I was a bit disappointed in this book. It seemed quite basic and a lot of the information in could have been figured out by reading the jenkins website or a tutorial.
I've used jenkins a little bit and there are 2 things that I find very frustrating with it. I'm going to outline these 2 things to show the sort of solutions that I was hoping to find in this book, but which I did not find. My first jenkins problem is that if I run jobs A, B, or C in series, all 3 succeed. However, if I run jobs A, B, and C in parallel, several of them randomly fail. My jobs A, B, and C do not interact (i.e. they update server A1, B1, and C1), so I would think that they could run simultaneously. So far, our best theory is that our jenkins server does not have enough ram or cpu or something, but I would expect a better message from jenkins like 'out of memory error'.

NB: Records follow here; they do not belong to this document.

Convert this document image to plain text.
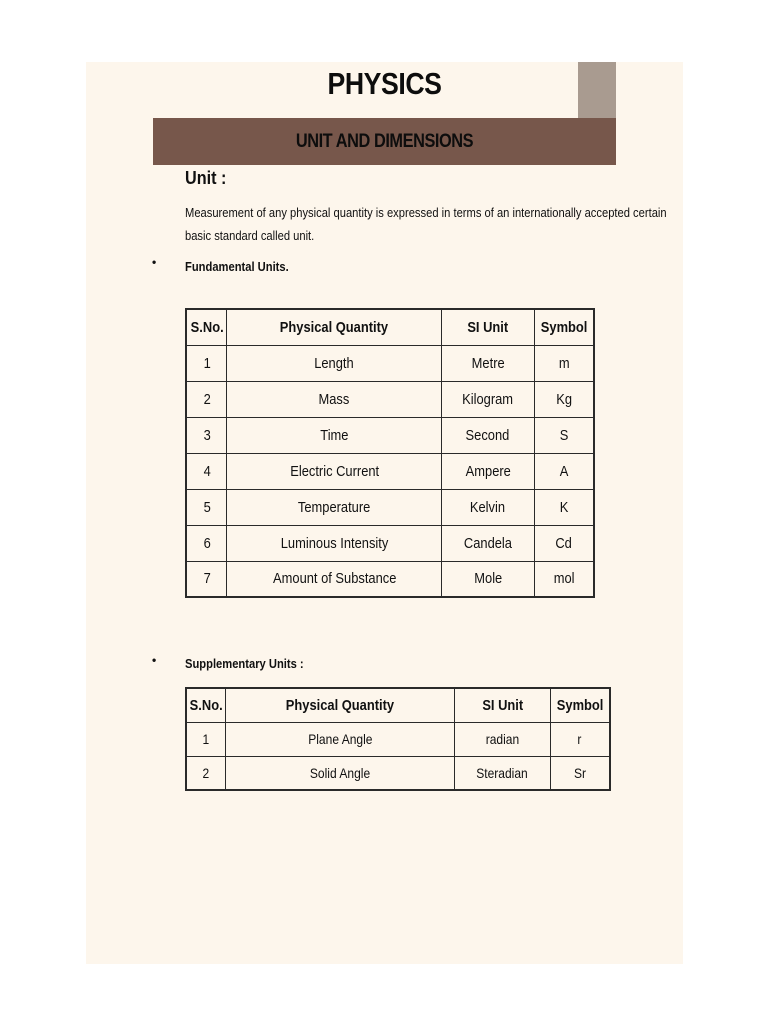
PHYSICS
UNIT AND DIMENSIONS
Unit :
Measurement of any physical quantity is expressed in terms of an internationally accepted certain
basic standard called unit.
• Fundamental Units.
S.No.	Physical Quantity	SI Unit	Symbol
1	Length	Metre	m
2	Mass	Kilogram	Kg
3	Time	Second	S
4	Electric Current	Ampere	A
5	Temperature	Kelvin	K
6	Luminous Intensity	Candela	Cd
7	Amount of Substance	Mole	mol
• Supplementary Units :
S.No.	Physical Quantity	SI Unit	Symbol
1	Plane Angle	radian	r
2	Solid Angle	Steradian	Sr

My second problem with jenkins is that I find it very hard to figure out why a job fails. When I go to the logs, there are sub-jobs containing sub-jobs containing more sub-jobs and I'll have to check 5-10 different log files to figure out which one failed and why.

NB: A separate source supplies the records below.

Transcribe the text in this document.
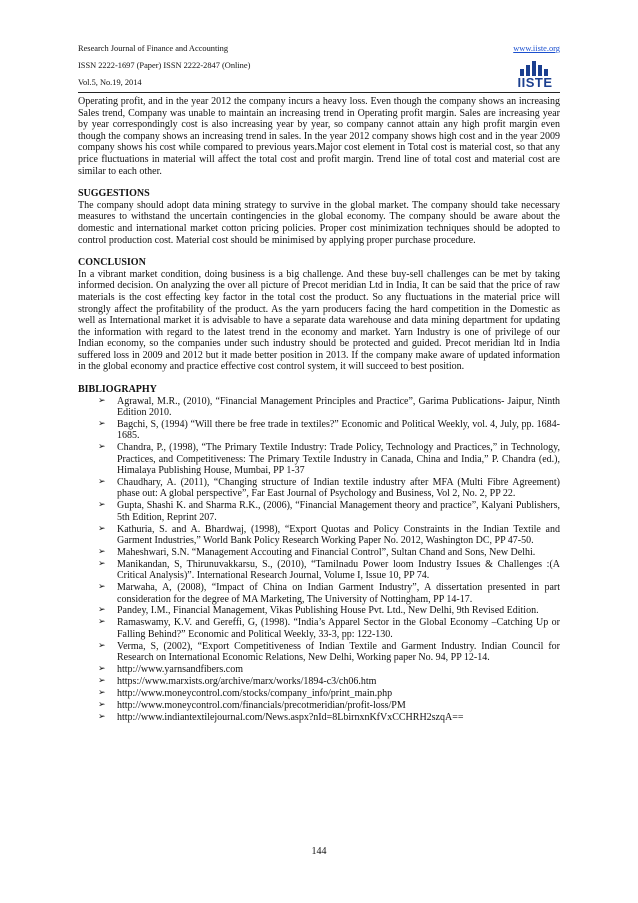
Research Journal of Finance and Accounting
ISSN 2222-1697 (Paper) ISSN 2222-2847 (Online)
Vol.5, No.19, 2014
www.iiste.org
IISTE

Operating profit, and in the year 2012 the company incurs a heavy loss. Even though the company shows an increasing Sales trend, Company was unable to maintain an increasing trend in Operating profit margin. Sales are increasing year by year correspondingly cost is also increasing year by year, so company cannot attain any high profit margin even though the company shows an increasing trend in sales. In the year 2012 company shows high cost and in the year 2009 company shows his cost while compared to previous years.Major cost element in Total cost is material cost, so that any price fluctuations in material will affect the total cost and profit margin. Trend line of total cost and material cost are similar to each other.

SUGGESTIONS

The company should adopt data mining strategy to survive in the global market. The company should take necessary measures to withstand the uncertain contingencies in the global economy. The company should be aware about the domestic and international market cotton pricing policies. Proper cost minimization techniques should be adopted to control production cost. Material cost should be minimised by applying proper purchase procedure.

CONCLUSION

In a vibrant market condition, doing business is a big challenge. And these buy-sell challenges can be met by taking informed decision. On analyzing the over all picture of Precot meridian Ltd in India, It can be said that the price of raw materials is the cost effecting key factor in the total cost the product. So any fluctuations in the material price will strongly affect the profitability of the product. As the yarn producers facing the hard competition in the Domestic as well as International market it is advisable to have a separate data warehouse and data mining department for updating the information with regard to the latest trend in the economy and market. Yarn Industry is one of privilege of our Indian economy, so the companies under such industry should be protected and guided. Precot meridian ltd in India suffered loss in 2009 and 2012 but it made better position in 2013. If the company make aware of updated information in the global economy and practice effective cost control system, it will succeed to best position.

BIBLIOGRAPHY
➢ Agrawal, M.R., (2010), “Financial Management Principles and Practice”, Garima Publications- Jaipur, Ninth Edition 2010.
➢ Bagchi, S, (1994) “Will there be free trade in textiles?” Economic and Political Weekly, vol. 4, July, pp. 1684-1685.
➢ Chandra, P., (1998), “The Primary Textile Industry: Trade Policy, Technology and Practices,” in Technology, Practices, and Competitiveness: The Primary Textile Industry in Canada, China and India,” P. Chandra (ed.), Himalaya Publishing House, Mumbai, PP 1-37
➢ Chaudhary, A. (2011), “Changing structure of Indian textile industry after MFA (Multi Fibre Agreement) phase out: A global perspective”, Far East Journal of Psychology and Business, Vol 2, No. 2, PP 22.
➢ Gupta, Shashi K. and Sharma R.K., (2006), “Financial Management theory and practice”, Kalyani Publishers, 5th Edition, Reprint 207.
➢ Kathuria, S. and A. Bhardwaj, (1998), “Export Quotas and Policy Constraints in the Indian Textile and Garment Industries,” World Bank Policy Research Working Paper No. 2012, Washington DC, PP 47-50.
➢ Maheshwari, S.N. “Management Accouting and Financial Control”, Sultan Chand and Sons, New Delhi.
➢ Manikandan, S, Thirunuvakkarsu, S., (2010), “Tamilnadu Power loom Industry Issues & Challenges :(A Critical Analysis)”. International Research Journal, Volume I, Issue 10, PP 74.
➢ Marwaha, A, (2008), “Impact of China on Indian Garment Industry”, A dissertation presented in part consideration for the degree of MA Marketing, The University of Nottingham, PP 14-17.
➢ Pandey, I.M., Financial Management, Vikas Publishing House Pvt. Ltd., New Delhi, 9th Revised Edition.
➢ Ramaswamy, K.V. and Gereffi, G, (1998). “India’s Apparel Sector in the Global Economy –Catching Up or Falling Behind?” Economic and Political Weekly, 33-3, pp: 122-130.
➢ Verma, S, (2002), “Export Competitiveness of Indian Textile and Garment Industry. Indian Council for Research on International Economic Relations, New Delhi, Working paper No. 94, PP 12-14.
➢ http://www.yarnsandfibers.com
➢ https://www.marxists.org/archive/marx/works/1894-c3/ch06.htm
➢ http://www.moneycontrol.com/stocks/company_info/print_main.php
➢ http://www.moneycontrol.com/financials/precotmeridian/profit-loss/PM
➢ http://www.indiantextilejournal.com/News.aspx?nId=8LbirnxnKfVxCCHRH2szqA==
144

One of my goals from reading this book was to learn something that might address my two frustrations with jenkins, but instead I get really basic stuff like how to download java 6. Or information about a project called Hudson (which I'm not interested in). So I suppose that I'll need to spend some time on stackoverflow or google to try to figure out jenkins instead of finding answers in this book.
Note - the book is well written and easily readable if you have no jenkins experience. It is just not well suited for intermediate/advanced users.